Central vacuums are four times more powerful than an upright vacuum, can reduce symptoms for allergy sufferers and can help builders answer customers' indoor air quality concerns.

More and more allergists are writing their patients an unusual prescription for a central vacuum system to treat allergies and asthma. The evidence to back up this treatment comes from a study done by the University of California at Davis School of Medicine. In their research, Drs.

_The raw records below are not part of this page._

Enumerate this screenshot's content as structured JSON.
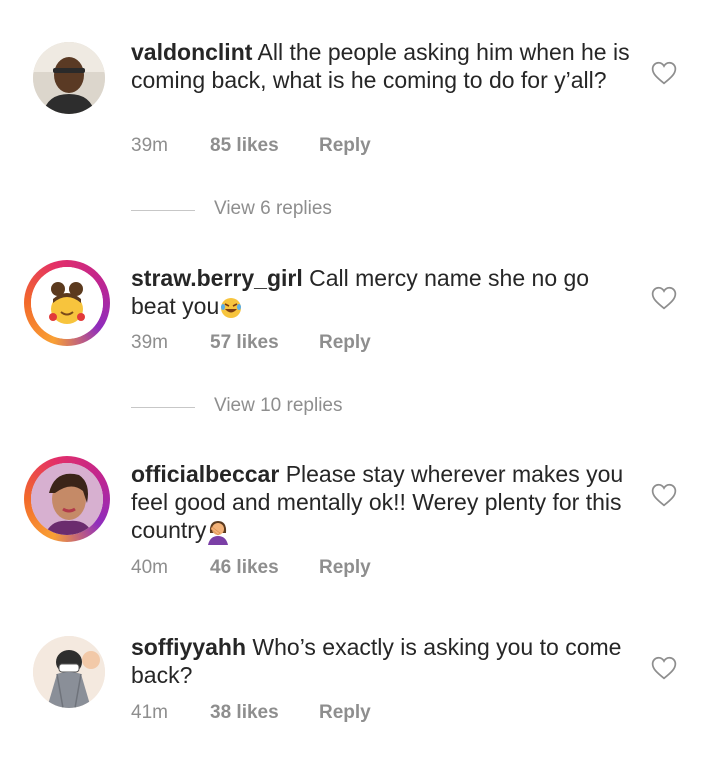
{
  "comments": [
    {
      "username": "valdonclint",
      "text": "All the people asking him when he is coming back, what is he coming to do for y’all?",
      "time": "39m",
      "likes": "85 likes",
      "reply": "Reply",
      "view_replies": "View 6 replies",
      "story_ring": false
    },
    {
      "username": "straw.berry_girl",
      "text": "Call mercy name she no go beat you",
      "emoji": "face-with-tears-of-joy",
      "time": "39m",
      "likes": "57 likes",
      "reply": "Reply",
      "view_replies": "View 10 replies",
      "story_ring": true
    },
    {
      "username": "officialbeccar",
      "text": "Please stay wherever makes you feel good and mentally ok!! Werey plenty for this country",
      "emoji": "woman-facepalming",
      "time": "40m",
      "likes": "46 likes",
      "reply": "Reply",
      "story_ring": true
    },
    {
      "username": "soffiyyahh",
      "text": "Who’s exactly is asking you to come back?",
      "time": "41m",
      "likes": "38 likes",
      "reply": "Reply",
      "story_ring": false
    }
  ],
  "icons": {
    "like": "heart-outline-icon"
  },
  "colors": {
    "text": "#262626",
    "secondary": "#8e8e8e",
    "divider": "#c7c7c7"
  }
}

Stanley Naguwa and M. Eric Gershwin found that patients with dust-associated allergies who used a central vacuum system reported:

  • 47% improvement in nasal symptoms.
  • 48% improvement in nonnasal symptoms (headache, fatigue, less productivity).
  • 61% improvement in eye symptoms.
  • 44% improvement in sleep symptoms.

"As we've sealed the building envelope tighter on new homes to save energy and reduce heating and cooling costs for buyers, there can be a problem of too little air movement," says Robert Oliver, business development and planning manager for Beam Industries, a maker of central vacuum systems. "Dust particles get trapped, and an upright or canister vacuum just recirculates them."

Industry data show that 15% of new homes in the United States are built with central vacuum systems, with the majority of the systems sold as an option along with upgraded cabinetry or granite countertops. In Canada, where 30% of all homes already are equipped with these units, builders are making low-cost pre-plumbing that makes a home "central vacuum ready" standard so consumers can purchase the power units, hose and cleaning attachments at any time.